Panama Canal expansion will allow transit of larger ships with greater volumes

Published Sep 22, 2014
Panama Canal expansion

Ships carrying crude oil and petroleum products are limited by size restrictions imposed by several of the main thoroughfares of maritime navigation: the Panama Canal, the Suez Canal, and the Strait of Malacca. These size restrictions provide another way to classify the large tankers that carry most of global crude oil and petroleum product trade.

The Panama Canal, an important route connecting the Pacific Ocean to the Caribbean Sea and the Atlantic Ocean, currently has a limited role in global crude and petroleum product transport. The canal's current size restrictions means smaller vessels, with capacities of approximately 400,000-550,000 barrels of light sweet crude oil, are the only ships that can safely pass through the canal. These ships are referred to as Panamax tankers, and their smaller cargos lead to a higher per-barrel cost.
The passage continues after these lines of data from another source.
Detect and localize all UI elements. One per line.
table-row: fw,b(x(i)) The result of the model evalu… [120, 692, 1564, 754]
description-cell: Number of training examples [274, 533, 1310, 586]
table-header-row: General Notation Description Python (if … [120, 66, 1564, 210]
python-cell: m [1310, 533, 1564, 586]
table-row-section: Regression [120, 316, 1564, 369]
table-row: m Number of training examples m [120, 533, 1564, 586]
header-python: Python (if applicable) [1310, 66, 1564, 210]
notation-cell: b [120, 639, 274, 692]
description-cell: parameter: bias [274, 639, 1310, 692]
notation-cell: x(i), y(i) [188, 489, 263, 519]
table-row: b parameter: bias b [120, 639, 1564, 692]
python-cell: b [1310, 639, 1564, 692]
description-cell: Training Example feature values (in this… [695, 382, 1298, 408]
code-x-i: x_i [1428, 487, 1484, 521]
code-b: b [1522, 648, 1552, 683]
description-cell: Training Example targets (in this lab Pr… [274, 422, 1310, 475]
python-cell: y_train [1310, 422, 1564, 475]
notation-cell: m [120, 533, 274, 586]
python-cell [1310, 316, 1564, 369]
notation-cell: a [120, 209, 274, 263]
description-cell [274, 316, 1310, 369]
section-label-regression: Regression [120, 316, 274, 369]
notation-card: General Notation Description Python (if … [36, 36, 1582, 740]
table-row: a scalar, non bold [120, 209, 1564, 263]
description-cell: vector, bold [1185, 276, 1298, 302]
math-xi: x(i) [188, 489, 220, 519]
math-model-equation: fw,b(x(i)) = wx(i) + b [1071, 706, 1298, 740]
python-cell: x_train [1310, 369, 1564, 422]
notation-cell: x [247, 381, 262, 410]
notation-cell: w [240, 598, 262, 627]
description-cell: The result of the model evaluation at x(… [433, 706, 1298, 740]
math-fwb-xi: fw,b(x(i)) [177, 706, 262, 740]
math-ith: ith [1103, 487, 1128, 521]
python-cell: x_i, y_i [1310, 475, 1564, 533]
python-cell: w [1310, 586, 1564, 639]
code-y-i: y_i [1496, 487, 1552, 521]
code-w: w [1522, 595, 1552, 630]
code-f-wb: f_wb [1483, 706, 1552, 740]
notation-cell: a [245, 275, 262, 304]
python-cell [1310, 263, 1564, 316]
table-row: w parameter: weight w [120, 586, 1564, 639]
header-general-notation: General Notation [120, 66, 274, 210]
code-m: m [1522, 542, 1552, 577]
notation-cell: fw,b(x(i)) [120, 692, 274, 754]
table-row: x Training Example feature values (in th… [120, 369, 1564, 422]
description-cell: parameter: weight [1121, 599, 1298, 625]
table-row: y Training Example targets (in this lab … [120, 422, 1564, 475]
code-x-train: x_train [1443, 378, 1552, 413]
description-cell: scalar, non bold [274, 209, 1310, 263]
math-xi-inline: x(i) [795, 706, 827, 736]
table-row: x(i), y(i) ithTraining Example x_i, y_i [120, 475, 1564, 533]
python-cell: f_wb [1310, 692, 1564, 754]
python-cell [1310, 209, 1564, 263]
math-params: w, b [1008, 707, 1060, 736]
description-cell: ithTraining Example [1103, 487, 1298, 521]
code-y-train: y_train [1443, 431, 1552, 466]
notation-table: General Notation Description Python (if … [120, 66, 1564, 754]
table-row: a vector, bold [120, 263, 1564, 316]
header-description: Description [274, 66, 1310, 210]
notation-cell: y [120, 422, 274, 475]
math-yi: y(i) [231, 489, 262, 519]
However, the Panama Canal is undergoing an expansion that will allow for the passage of larger vessels with capacities of approximately 400,000-680,000 barrels of crude oil. These larger tankers have the potential to increase crude and petroleum product transport through the canal. Larger vessels or vessels that are slightly over the draft limit can use the Trans Panama Pipeline, which runs parallel to the canal and has both the loading and unloading points for a complete transfer, but doing so adds to shipment costs. In addition to oil transit, the expansion of the Panama Canal, now slated for late 2015, will be able to provide passage for up to 80% of global shipping of liquefied natural gas (LNG). It currently allows passage of only a small percentage of LNG shipping and only shipping by the smallest of LNG tankers.